Um dia, antes do entardecer, os guerreiros faziam grande agitação no pátio do palácio. Para passar o tempo, entretinham-se com jogos de cavalaria e a multidão se aglomerava para vê-los. Sentadas lado a lado estavam as duas poderosas rainhas e pensavam nos dois heróis tão dignos de admiração. A bela Crimilda disse:
– Eu tenho um marido cujo poder deveria subjugar todas as terras deste país.
A senhora Brunilda respondeu:
– Isso só poderia acontecer quando você e ele estiverem vivendo sozinhos, mas enquanto Gunter estiver vivo, algo assim não pode acontecer.
– Olhe para lá, replicou Crimilda, como ele se adianta majestosamente à frente dos outros guerreiros, como a lua brilhante entre as estrelas. Com razão me sinto orgulhosa.
– Por mais arrogante, leal e bonito que seja seu marido – respondeu Brunilda, você deve priorizar Gunter, seu nobre irmão. Sem contestação, ele deve preceder a todos os reis.
Crimilda respondeu por sua vez:
– Meu marido é tão digno de afeto que não o elogiei sem motivo. Sua glória é grande em muitos aspectos, você não acha, Brunilda?

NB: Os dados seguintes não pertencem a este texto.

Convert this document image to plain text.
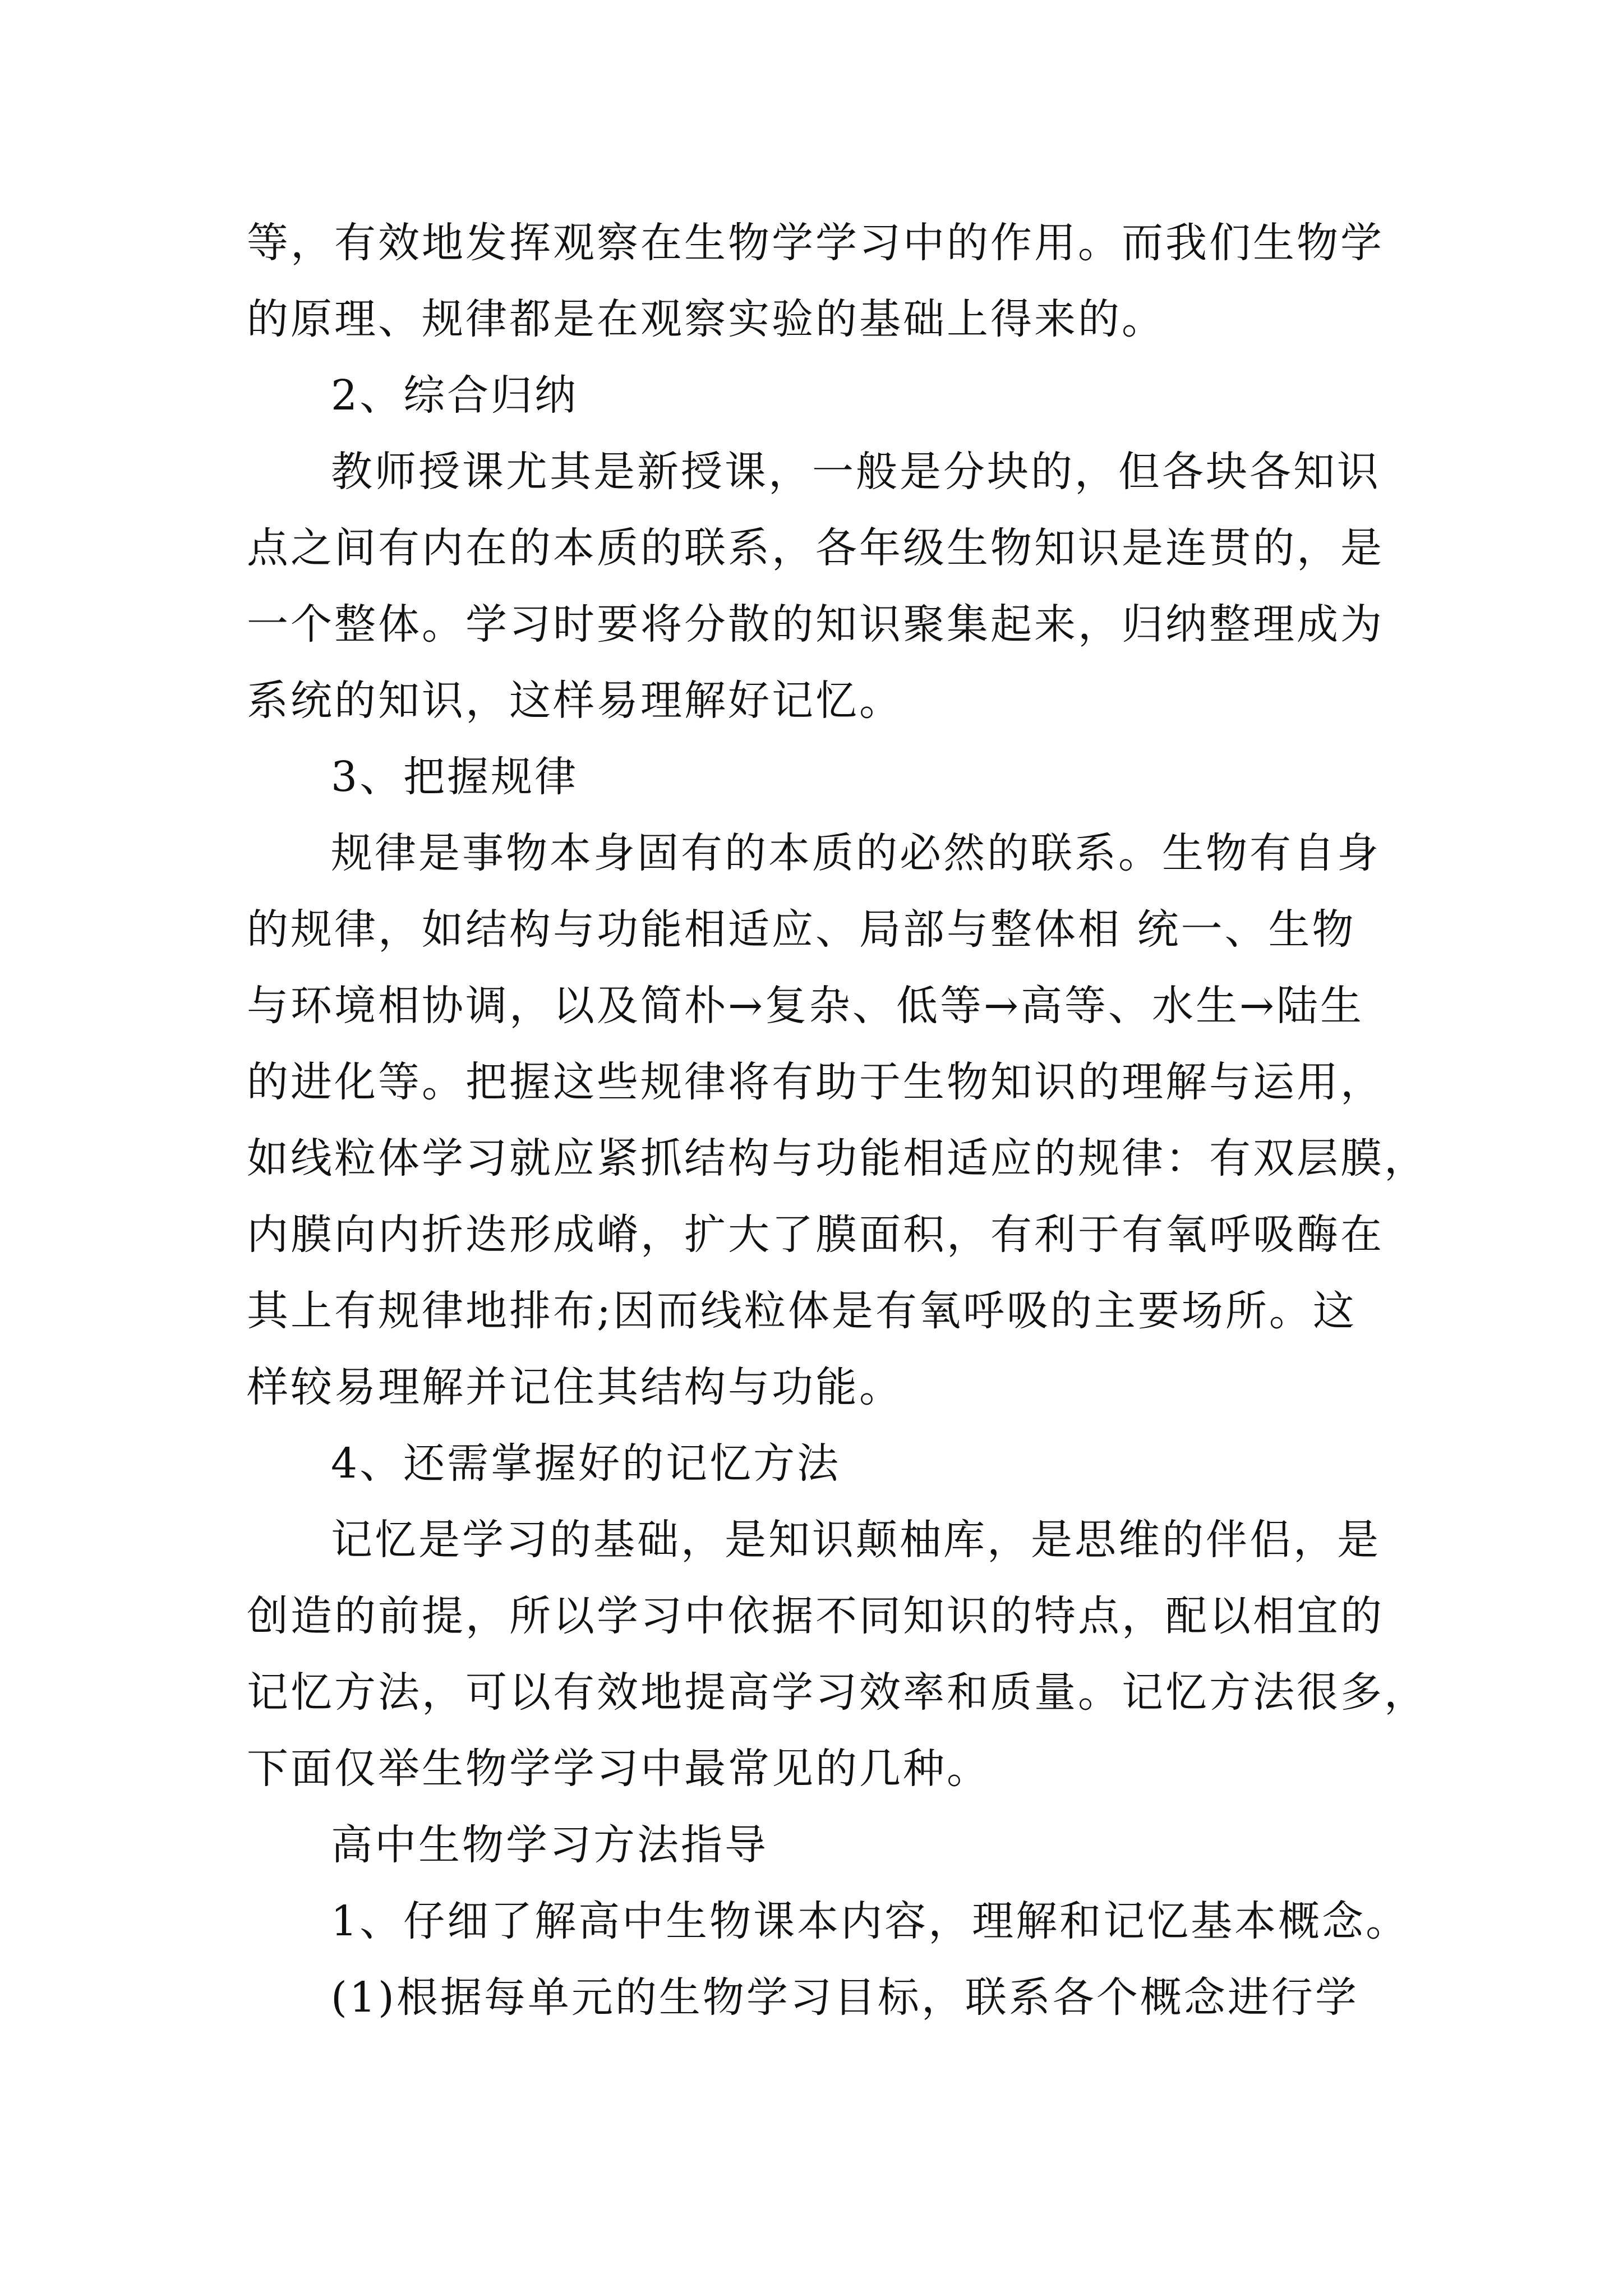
等，有效地发挥观察在生物学学习中的作用。而我们生物学
的原理、规律都是在观察实验的基础上得来的。
2、综合归纳
教师授课尤其是新授课，一般是分块的，但各块各知识
点之间有内在的本质的联系，各年级生物知识是连贯的，是
一个整体。学习时要将分散的知识聚集起来，归纳整理成为
系统的知识，这样易理解好记忆。
3、把握规律
规律是事物本身固有的本质的必然的联系。生物有自身
的规律，如结构与功能相适应、局部与整体相 统一、生物
与环境相协调，以及简朴→复杂、低等→高等、水生→陆生
的进化等。把握这些规律将有助于生物知识的理解与运用，
如线粒体学习就应紧抓结构与功能相适应的规律：有双层膜，
内膜向内折迭形成嵴，扩大了膜面积，有利于有氧呼吸酶在
其上有规律地排布;因而线粒体是有氧呼吸的主要场所。这
样较易理解并记住其结构与功能。
4、还需掌握好的记忆方法
记忆是学习的基础，是知识颠柚库，是思维的伴侣，是
创造的前提，所以学习中依据不同知识的特点，配以相宜的
记忆方法，可以有效地提高学习效率和质量。记忆方法很多，
下面仅举生物学学习中最常见的几种。
高中生物学习方法指导
1、仔细了解高中生物课本内容，理解和记忆基本概念。
(1)根据每单元的生物学习目标，联系各个概念进行学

Pelo menos é igual a Gunter.
– É preciso, Crimilda, que você não entenda mal o que estou dizendo, pois não foi com má intenção. Eu ouvi ambos dizerem no dia em que vi o rei pela primeira vez, no dia em que ele realizou seu desejo de me tomar como esposa, e conquistou meu amor como um cavaleiro que Sigfrido era apenas um vassalo do rei. Por isso, também o considerei como meu.
A bela Crimilda disse:
– Nesse caso, eu teria sofrido um grande dano. Como meus nobres irmãos teriam consentido em me ver como a mulher de um vassalo. Peço-te, Brunilda, amigavelmente, que pare de falar assim, pelo bem e em consideração ao meu carinho.

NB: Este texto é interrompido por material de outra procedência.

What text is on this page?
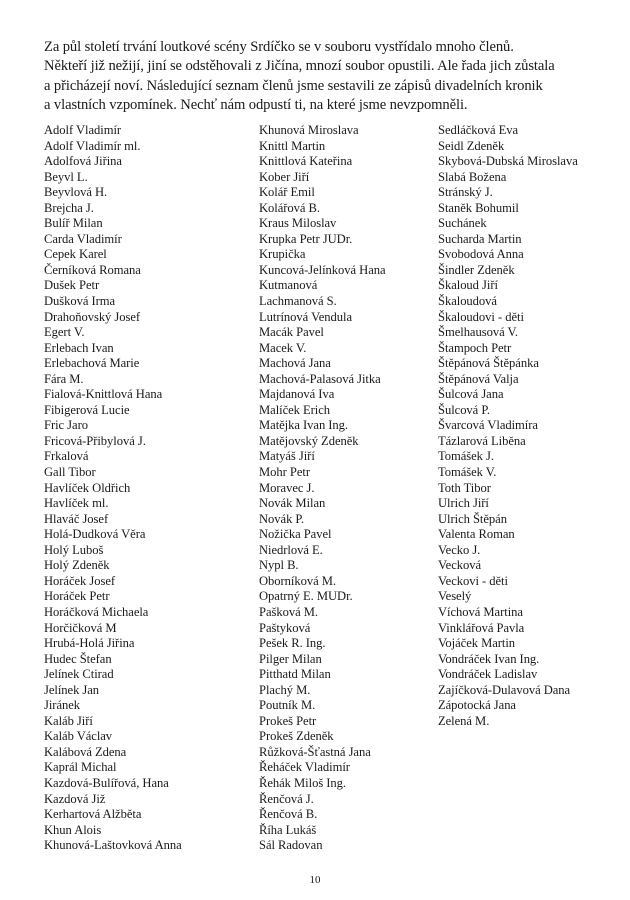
Za půl století trvání loutkové scény Srdíčko se v souboru vystřídalo mnoho členů.
Někteří již nežijí, jiní se odstěhovali z Jičína, mnozí soubor opustili. Ale řada jich zůstala
a přicházejí noví. Následující seznam členů jsme sestavili ze zápisů divadelních kronik
a vlastních vzpomínek. Nechť nám odpustí ti, na které jsme nevzpomněli.

Adolf Vladimír
Adolf Vladimír ml.
Adolfová Jiřina
Beyvl L.
Beyvlová H.
Brejcha J.
Bulíř Milan
Carda Vladimír
Cepek Karel
Černíková Romana
Dušek Petr
Dušková Irma
Drahoňovský Josef
Egert V.
Erlebach Ivan
Erlebachová Marie
Fára M.
Fialová-Knittlová Hana
Fibigerová Lucie
Fric Jaro
Fricová-Přibylová J.
Frkalová
Gall Tibor
Havlíček Oldřich
Havlíček ml.
Hlaváč Josef
Holá-Dudková Věra
Holý Luboš
Holý Zdeněk
Horáček Josef
Horáček Petr
Horáčková Michaela
Horčičková M
Hrubá-Holá Jiřina
Hudec Štefan
Jelínek Ctirad
Jelínek Jan
Jiránek
Kaláb Jiří
Kaláb Václav
Kalábová Zdena
Kaprál Michal
Kazdová-Bulířová, Hana
Kazdová Již
Kerhartová Alžběta
Khun Alois
Khunová-Laštovková Anna
Khunová Miroslava
Knittl Martin
Knittlová Kateřina
Kober Jiří
Kolář Emil
Kolářová B.
Kraus Miloslav
Krupka Petr JUDr.
Krupička
Kuncová-Jelínková Hana
Kutmanová
Lachmanová S.
Lutrínová Vendula
Macák Pavel
Macek V.
Machová Jana
Machová-Palasová Jitka
Majdanová Iva
Malíček Erich
Matějka Ivan Ing.
Matějovský Zdeněk
Matyáš Jiří
Mohr Petr
Moravec J.
Novák Milan
Novák P.
Nožička Pavel
Niedrlová E.
Nypl B.
Oborníková M.
Opatrný E. MUDr.
Pašková M.
Paštyková
Pešek R. Ing.
Pilger Milan
Pitthatd Milan
Plachý M.
Poutník M.
Prokeš Petr
Prokeš Zdeněk
Růžková-Šťastná Jana
Řeháček Vladimír
Řehák Miloš Ing.
Řenčová J.
Řenčová B.
Říha Lukáš
Sál Radovan
Sedláčková Eva
Seidl Zdeněk
Skybová-Dubská Miroslava
Slabá Božena
Stránský J.
Staněk Bohumil
Suchánek
Sucharda Martin
Svobodová Anna
Šindler Zdeněk
Škaloud Jiří
Škaloudová
Škaloudovi - děti
Šmelhausová V.
Štampoch Petr
Štěpánová Štěpánka
Štěpánová Valja
Šulcová Jana
Šulcová P.
Švarcová Vladimíra
Tázlarová Liběna
Tomášek J.
Tomášek V.
Toth Tibor
Ulrich Jiří
Ulrich Štěpán
Valenta Roman
Vecko J.
Vecková
Veckovi - děti
Veselý
Víchová Martina
Vinklářová Pavla
Vojáček Martin
Vondráček Ivan Ing.
Vondráček Ladislav
Zajíčková-Dulavová Dana
Zápotocká Jana
Zelená M.
10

– De forma alguma farei isso – respondeu a rainha, como posso prescindir do serviço pessoal de tantos cavaleiros que nos estão sujeitos, com o herói, por direito de vassalagem?
Crimilda, a bela, começou a sentir-se fortemente irritada.

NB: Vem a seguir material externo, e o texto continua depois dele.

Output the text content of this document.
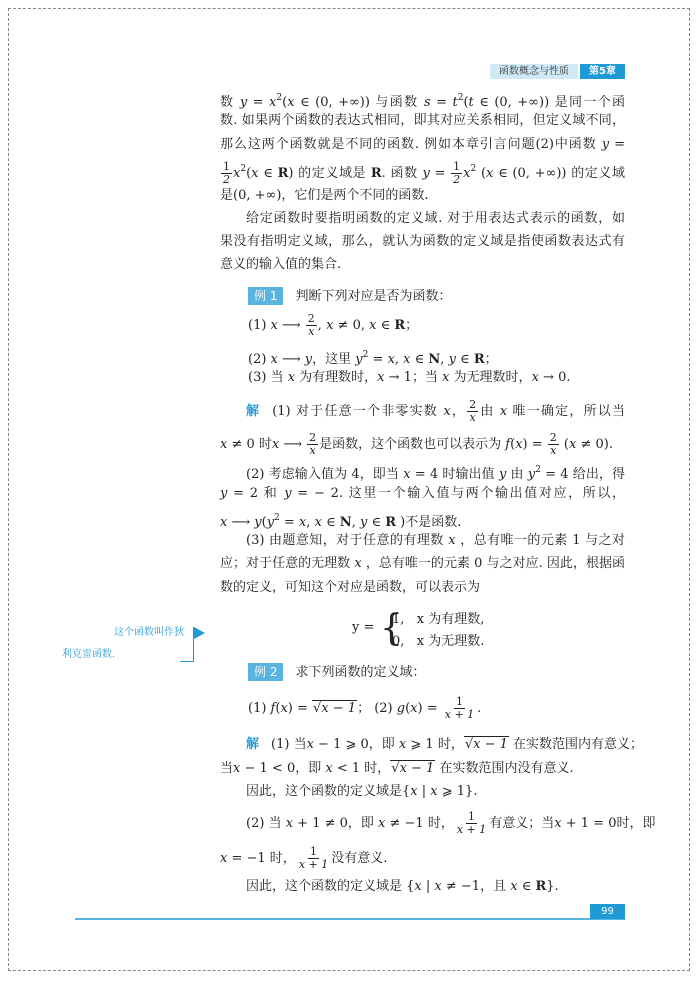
函数概念与性质	第5章
数 $y = x^2(x$ ∈ (0, +∞)) 与函数 $s = t^2(t$ ∈ (0, +∞)) 是同一个函
数. 如果两个函数的表达式相同，即其对应关系相同，但定义域不同，
那么这两个函数就是不同的函数. 例如本章引言问题(2)中函数 y =
$\frac{1}{2} x^2(x$ ∈ R) 的定义域是 R. 函数 $y = \frac{1}{2} x^2$ (x ∈ (0, +∞)) 的定义域
是(0, +∞)，它们是两个不同的函数.
给定函数时要指明函数的定义域. 对于用表达式表示的函数，如
果没有指明定义域，那么，就认为函数的定义域是指使函数表达式有
意义的输入值的集合.
例 1 判断下列对应是否为函数：
(1) x ⟶ $\frac{2}{x}$ , x ≠ 0, x ∈ R；
(2) x ⟶ y，这里 $y^2 = x$, x ∈ N, y ∈ R；
(3) 当 x 为有理数时，x → 1；当 x 为无理数时，x → 0.
解 (1) 对于任意一个非零实数 x， $\frac{2}{x}$ 由 x 唯一确定，所以当
x ≠ 0 时x ⟶ $\frac{2}{x}$ 是函数，这个函数也可以表示为 $f(x) = \frac{2}{x} (x \ne 0)$.
(2) 考虑输入值为 4，即当 x = 4 时输出值 y 由 $y^2 = 4$ 给出，得
y = 2 和 y = − 2. 这里一个输入值与两个输出值对应，所以，
x ⟶ $y(y^2 = x$, x ∈ N, y ∈ R )不是函数.
(3) 由题意知，对于任意的有理数 x ，总有唯一的元素 1 与之对
应；对于任意的无理数 x ，总有唯一的元素 0 与之对应. 因此，根据函
数的定义，可知这个对应是函数，可以表示为
例 2 求下列函数的定义域：
(1) f(x) = √ x − 1； (2) $g(x) = \frac{1}{x + 1}$ .
解 (1) 当x − 1 ⩾ 0，即 x ⩾ 1 时， √ x − 1 在实数范围内有意义；
当x − 1 < 0，即 x < 1 时， √ x − 1 在实数范围内没有意义.
因此，这个函数的定义域是{x | x ⩾ 1}.
(2) 当 x + 1 ≠ 0，即 x ≠ −1 时， $\frac{1}{x + 1}$ 有意义；当x + 1 = 0时，即
x = −1 时， $\frac{1}{x + 1}$ 没有意义.
因此，这个函数的定义域是 {x | x ≠ −1，且 x ∈ R}.
y = {
1,   x 为有理数,
0,   x 为无理数.
这个函数叫作狄
利克雷函数.
99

– Você pode, é claro, renunciar a isso, pois nunca o verá a seu serviço. Ele está muito acima de meu irmão Gunter, o nobre herói. Portanto, pare de dizer o que ouvi de sua boca. Estranho por demais me parece que, se ele é seu vassalo, se você tem tanto poder sobre ambos, você se privou por tanto tempo da homenagem de nossos serviços. Sua impertinência me faz sofrer muito, não sem motivo.
– Você está se tornando muito altiva – respondeu a rainha. Agora eu quero ver se ele prestará tantas homenagens a você como a mim.
Ambas as mulheres estavam possuídas de grande cólera. Crimilda, por sua vez, disse:
– Bem, veremos: já que você se atreveu a afirmar que meu Sigfrido é um vassalo, os guerreiros de ambos os reis decidirão hoje se devo entrar na igreja antes da rainha.
– É necessário que hoje você veja que sou nobre e livre e que meu marido é mais considerado do que o seu. Nesta questão, não quero sofrer ultraje. Hoje mesmo verá que a esposa de seu vassalo caminhará na corte diante de todos os heróis do país de Borgonha. Quero provar que minha dignidade é mais elevada do que a de qualquer esposa do rei que usou coroa.
Entre as duas mulheres surgiu um ódio furioso. Brunilda respondeu imediatamente:
– Se você não quer aparecer como minha vassala, deve separar-se com suas mulheres de meu séquito quando formos à catedral.
– Pela minha fé – respondeu Crimilda, assim será feito.
– Quando minhas damas estiverem se vestindo, ordenou Crimilda em seguida, é necessário que minha dignidade apareça hoje sem desonra; é necessário que vocês mostrem ter bons vestidos. Assim, ela será forçada a desmentir o que me disse.
Era fácil obedecer a tal ordem: elas buscaram seus vestidos mais ricos. Esplendidamente adornadas, apareceram mulheres e donzelas. A nobre esposa do príncipe avançou com seu séquito; também o belo corpo de Crimilda estava suntuosamente adornado.
Quarenta e três virgens que ela havia levado às margens do Reno a acompanhavam: elas usavam ricas roupas tecidas na Arábia. Assim, as jovens foram em direção à catedral. Os guerreiros de Sigfrido as aguardavam na frente do palácio.
As pessoas manifestavam estranheza pelo que estava acontecendo. Elas viam as duas rainhas separadas, caminhando uma distante da outra e não juntas como era costume. Depois disso, mais de um guerreiro experimentou inquietação e sofreu infortúnios.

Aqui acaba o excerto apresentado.